En años más recientes, la participación
desde FLACSO Costa Rica en una red de instituciones de educación superior, en
el marco del proyecto SERIDAR (Sociedad Rural, Economía y Recursos Naturales),
fue una buena oportunidad para compartir con colegas de la Universidad Nacional
de Colombia (UNAL), vinculados con diversos territorios rurales del país y con
una clara visión sobre lo ocurrido en ellos, como consecuencia del conflicto en
que se hayan envueltos.
Por estas razones, entre otras, y por
la perenne cercanía afectiva, con el tiempo miraba embargado de desazón el
prolongado conflicto cuyos antecedentes algunos los ubican en la época de “La
Violencia”, enfrentamiento cargado de furia ocurrido durante la primera mitad
del siglo XX, entre los partidos Liberal y Conservador. La pugna actual, sin
dejar de lado ese antecedente, se origina al calor del conjunto de movimientos
políticos que, en la Latinoamérica de los años 60 y 70, adoptan el camino de la
lucha armada para tratar de introducir cambios estructurales en las excluyentes
sociedades prevalecientes en esa época en la región. ¡Mucho de eso vivimos en
Centroamérica, en donde en plena guerra fría ardieron las hogueras y se alcanzaron
altos grados de violencia!
Ningún conflicto de esta naturaleza puede
comprenderse fuera del entorno histórico, económico, social, político y
cultural de la sociedad en donde ocurre. Por eso resultan absurdas las
generalizaciones y las referencias simplistas al conflicto armado colombiano, caracterizado
por una mayúscula complejidad y el involucramiento de muy diversos actores,
situación que obliga a ser cautos con las miradas externas hacia una realidad
exhaustivamente analizada por los propios colombianos. La presencia del
narcotráfico, las diferentes tendencias dentro de los grupos guerrilleros de
izquierda, los grupos paramilitares de derecha y de extrema derecha, los
partidos políticos y las variantes políticas públicas asumidos por el Estado
ante el conflicto, le dan una tonalidad confusa y difícil de desentrañar para
los ojos propios y sobre todo para los ajenos.

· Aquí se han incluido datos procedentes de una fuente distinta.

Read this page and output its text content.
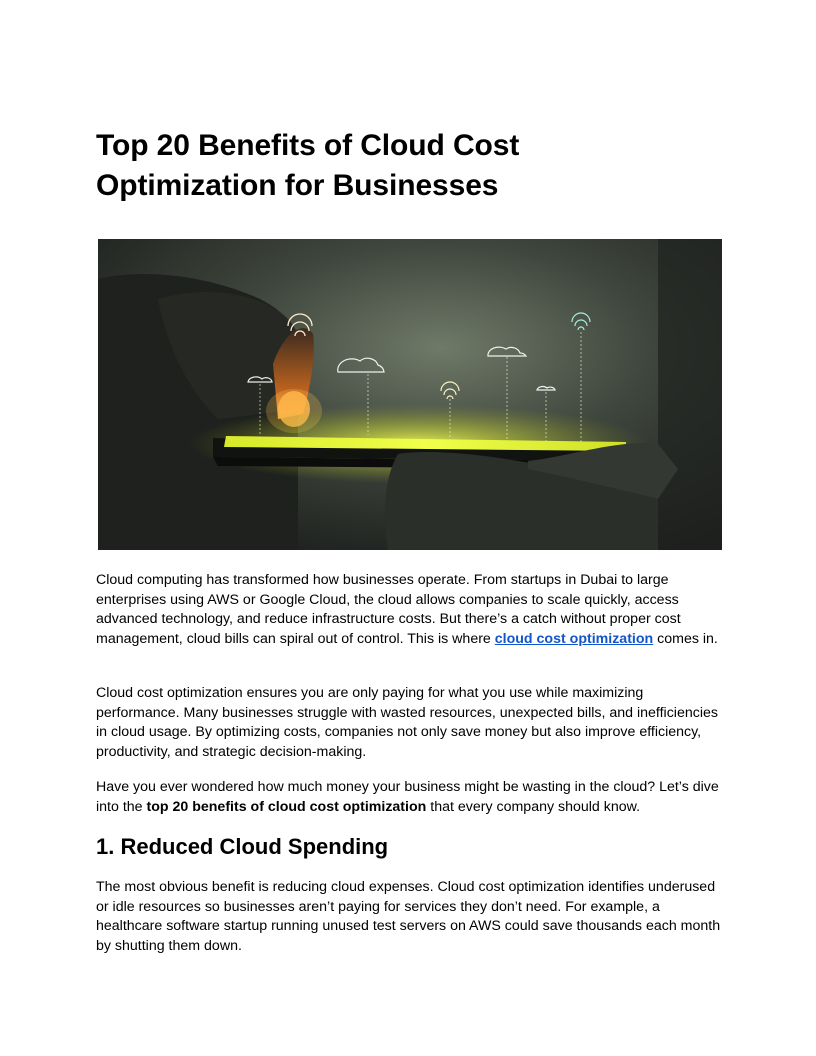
Top 20 Benefits of Cloud Cost
Optimization for Businesses

Cloud computing has transformed how businesses operate. From startups in Dubai to large enterprises using AWS or Google Cloud, the cloud allows companies to scale quickly, access advanced technology, and reduce infrastructure costs. But there’s a catch without proper cost management, cloud bills can spiral out of control. This is where cloud cost optimization comes in.

Cloud cost optimization ensures you are only paying for what you use while maximizing performance. Many businesses struggle with wasted resources, unexpected bills, and inefficiencies in cloud usage. By optimizing costs, companies not only save money but also improve efficiency, productivity, and strategic decision-making.

Have you ever wondered how much money your business might be wasting in the cloud? Let’s dive into the top 20 benefits of cloud cost optimization that every company should know.

1. Reduced Cloud Spending

The most obvious benefit is reducing cloud expenses. Cloud cost optimization identifies underused or idle resources so businesses aren’t paying for services they don’t need. For example, a healthcare software startup running unused test servers on AWS could save thousands each month by shutting them down.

Lo cierto es que según el primer
registro oficial de víctimas de la guerra en los últimos 30 años, preparado por
el gobierno colombiano por medio de la Unidad de Atención y Reparación Integral
a las Víctimas del Conflicto Armado, el número de víctimas causadas por este
conflicto asciende a la pavorosa cifra de 6,8 millones de personas. De
estas, el 86 por ciento son desplazados
y el 14 por ciento víctimas de amenazas, homicidio y desaparición forzada. En menor
proporción, según la información proporcionada en el registro, aparecen las víctimas
de secuestro, violencia sexual, despojo y abandono de bienes, lesiones,
tortura, reclutamiento forzado de niños y niñas y atentados (Entrevista a Paula
Gaviria, El Tiempo, 28 de diciembre de 2014). Por otra parte, en el informe
presentado por el Centro Nacional de Memoria Histórica (CNMH), en 2013, se
apunta que el número de muertes causadas por el conflicto entre 1958 y 2012
llega a 220.000 (El País, España, Miércoles, Julio 24, 2013).

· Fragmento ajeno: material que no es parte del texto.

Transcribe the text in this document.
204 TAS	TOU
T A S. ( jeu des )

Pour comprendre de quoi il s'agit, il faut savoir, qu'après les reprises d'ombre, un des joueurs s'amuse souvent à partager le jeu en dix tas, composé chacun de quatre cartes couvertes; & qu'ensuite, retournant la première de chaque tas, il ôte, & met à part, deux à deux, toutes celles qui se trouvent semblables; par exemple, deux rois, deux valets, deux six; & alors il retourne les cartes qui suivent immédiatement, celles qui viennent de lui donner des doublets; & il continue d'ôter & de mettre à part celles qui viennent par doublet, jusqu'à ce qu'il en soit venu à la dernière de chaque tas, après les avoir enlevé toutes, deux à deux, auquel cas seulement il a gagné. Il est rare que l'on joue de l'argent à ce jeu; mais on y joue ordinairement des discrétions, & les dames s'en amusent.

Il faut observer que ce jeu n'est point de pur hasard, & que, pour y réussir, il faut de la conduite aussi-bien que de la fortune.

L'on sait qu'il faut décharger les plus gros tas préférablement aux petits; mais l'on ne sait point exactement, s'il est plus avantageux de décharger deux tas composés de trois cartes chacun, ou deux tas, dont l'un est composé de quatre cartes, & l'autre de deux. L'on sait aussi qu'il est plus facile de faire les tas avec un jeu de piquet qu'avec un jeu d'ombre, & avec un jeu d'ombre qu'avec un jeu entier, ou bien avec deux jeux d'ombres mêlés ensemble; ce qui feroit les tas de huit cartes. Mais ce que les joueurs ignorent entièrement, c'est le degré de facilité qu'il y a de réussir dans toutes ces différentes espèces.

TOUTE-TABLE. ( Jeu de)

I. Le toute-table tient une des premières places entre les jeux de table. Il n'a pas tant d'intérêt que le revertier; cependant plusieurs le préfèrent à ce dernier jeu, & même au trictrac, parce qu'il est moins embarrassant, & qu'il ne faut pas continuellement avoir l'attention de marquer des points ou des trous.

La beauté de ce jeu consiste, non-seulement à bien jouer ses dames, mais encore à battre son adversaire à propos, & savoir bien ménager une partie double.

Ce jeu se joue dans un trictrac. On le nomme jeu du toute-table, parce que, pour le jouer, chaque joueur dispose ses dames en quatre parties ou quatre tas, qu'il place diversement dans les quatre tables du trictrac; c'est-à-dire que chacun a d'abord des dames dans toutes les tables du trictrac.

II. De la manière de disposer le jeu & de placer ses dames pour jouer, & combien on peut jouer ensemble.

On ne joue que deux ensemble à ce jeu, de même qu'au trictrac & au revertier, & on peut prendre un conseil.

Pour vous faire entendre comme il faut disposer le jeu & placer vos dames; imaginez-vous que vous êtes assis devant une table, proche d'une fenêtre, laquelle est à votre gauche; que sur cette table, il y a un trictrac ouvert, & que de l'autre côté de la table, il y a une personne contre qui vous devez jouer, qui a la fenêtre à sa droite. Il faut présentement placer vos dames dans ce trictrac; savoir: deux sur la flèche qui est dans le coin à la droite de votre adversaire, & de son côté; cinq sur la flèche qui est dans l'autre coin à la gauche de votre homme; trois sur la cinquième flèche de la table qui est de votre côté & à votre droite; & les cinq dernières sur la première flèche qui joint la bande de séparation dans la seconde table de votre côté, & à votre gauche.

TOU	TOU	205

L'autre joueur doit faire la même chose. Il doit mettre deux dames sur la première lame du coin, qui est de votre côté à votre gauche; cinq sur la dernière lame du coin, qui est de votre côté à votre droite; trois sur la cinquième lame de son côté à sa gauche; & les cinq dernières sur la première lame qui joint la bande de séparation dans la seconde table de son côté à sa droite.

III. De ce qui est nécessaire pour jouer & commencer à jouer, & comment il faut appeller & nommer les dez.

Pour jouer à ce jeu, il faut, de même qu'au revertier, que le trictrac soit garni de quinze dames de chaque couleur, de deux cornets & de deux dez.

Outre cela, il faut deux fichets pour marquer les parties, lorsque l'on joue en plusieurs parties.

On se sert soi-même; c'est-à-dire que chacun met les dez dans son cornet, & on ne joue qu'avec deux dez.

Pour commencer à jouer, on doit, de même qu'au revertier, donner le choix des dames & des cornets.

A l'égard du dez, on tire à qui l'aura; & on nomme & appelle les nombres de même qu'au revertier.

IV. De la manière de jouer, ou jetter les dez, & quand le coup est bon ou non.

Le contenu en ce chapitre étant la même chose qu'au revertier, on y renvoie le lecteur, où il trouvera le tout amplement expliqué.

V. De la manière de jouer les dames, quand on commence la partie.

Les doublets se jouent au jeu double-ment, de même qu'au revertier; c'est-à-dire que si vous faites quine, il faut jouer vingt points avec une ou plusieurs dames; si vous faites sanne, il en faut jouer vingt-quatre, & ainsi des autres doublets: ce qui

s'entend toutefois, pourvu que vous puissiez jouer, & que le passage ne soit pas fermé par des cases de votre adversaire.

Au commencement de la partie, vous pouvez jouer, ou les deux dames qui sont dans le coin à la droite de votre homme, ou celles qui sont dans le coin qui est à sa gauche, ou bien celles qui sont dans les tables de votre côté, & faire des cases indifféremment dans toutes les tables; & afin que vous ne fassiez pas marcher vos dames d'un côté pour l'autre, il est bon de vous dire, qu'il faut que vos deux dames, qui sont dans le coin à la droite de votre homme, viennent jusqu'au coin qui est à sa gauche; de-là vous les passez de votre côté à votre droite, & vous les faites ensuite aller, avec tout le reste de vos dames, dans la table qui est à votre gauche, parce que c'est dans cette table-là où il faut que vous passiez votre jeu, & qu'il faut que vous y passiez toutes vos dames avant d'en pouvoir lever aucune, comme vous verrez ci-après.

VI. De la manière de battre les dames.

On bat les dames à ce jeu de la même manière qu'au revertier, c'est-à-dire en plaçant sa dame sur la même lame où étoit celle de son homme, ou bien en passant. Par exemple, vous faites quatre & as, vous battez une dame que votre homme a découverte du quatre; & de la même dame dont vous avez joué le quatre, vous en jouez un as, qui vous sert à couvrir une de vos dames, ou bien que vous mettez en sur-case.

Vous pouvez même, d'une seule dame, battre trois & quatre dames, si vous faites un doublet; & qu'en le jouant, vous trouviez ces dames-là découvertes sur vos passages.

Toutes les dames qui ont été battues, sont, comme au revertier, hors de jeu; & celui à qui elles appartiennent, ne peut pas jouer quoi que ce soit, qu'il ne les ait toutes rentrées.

La noticia sobre los significativos
avances alcanzados en las negaciones para lograr la firma de la paz en Colombia,
nos llena de júbilo y hace surgir la esperanza de que este prolongado conflicto
encuentre su final. La voluntad política y los liderazgos dispuestos a
encontrar los mecanismos viables para alcanzar un acuerdo y una paz duradera,
han logrado enfrentar los obstáculos interpuestos por quienes en forma
insensata consideran que es la guerra el camino para alcanzar la conclusión de
la confrontación y lograr la anhelada paz o de quienes interponen, en forma
obstinada, sus intereses al logro del fin de las hostilidades. ¡La hora de la
paz está cerca de llegar a Colombia, con el beneplácito de quienes valoramos y
miramos con respeto a esa gran nación!